If we assume that all the second-order partials of ${\displaystyle f}$ are continuous functions everywhere, then the following happens:

• The Hessian matrix of ${\displaystyle f}$ at any point is a symmetric matrix, i.e., its ${\displaystyle (ij)^{th}}$ entry equals its ${\displaystyle (ji)^{th}}$ entry. This follows from Clairaut's theorem on equality of mixed partials.

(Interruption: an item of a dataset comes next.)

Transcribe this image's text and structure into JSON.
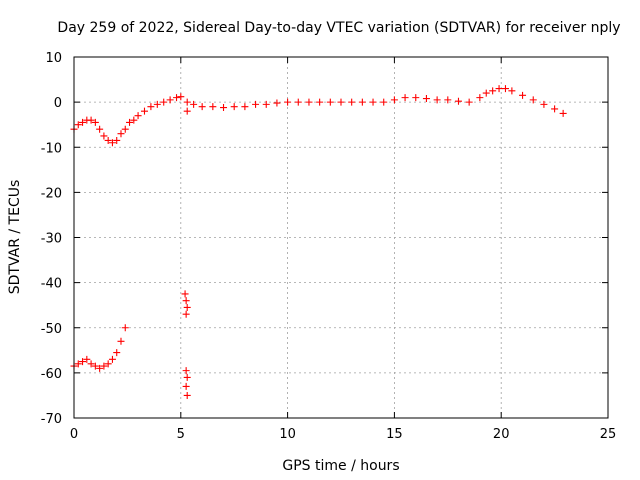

• We can think of the Hessian matrix as the second derivative of the function, i.e., it is a matrix describing the second derivative.
• ${\displaystyle f}$ is twice differentiable as a function. Hence, the Hessian matrix of ${\displaystyle f}$ is the same as the Jacobian matrix of the gradient vector ${\displaystyle \nabla f}$, where the latter is viewed as a vector-valued function.

Note that the final conclusion actually only requires the existence of the gradient vector, hence it holds even if the second-order partials are not continuous.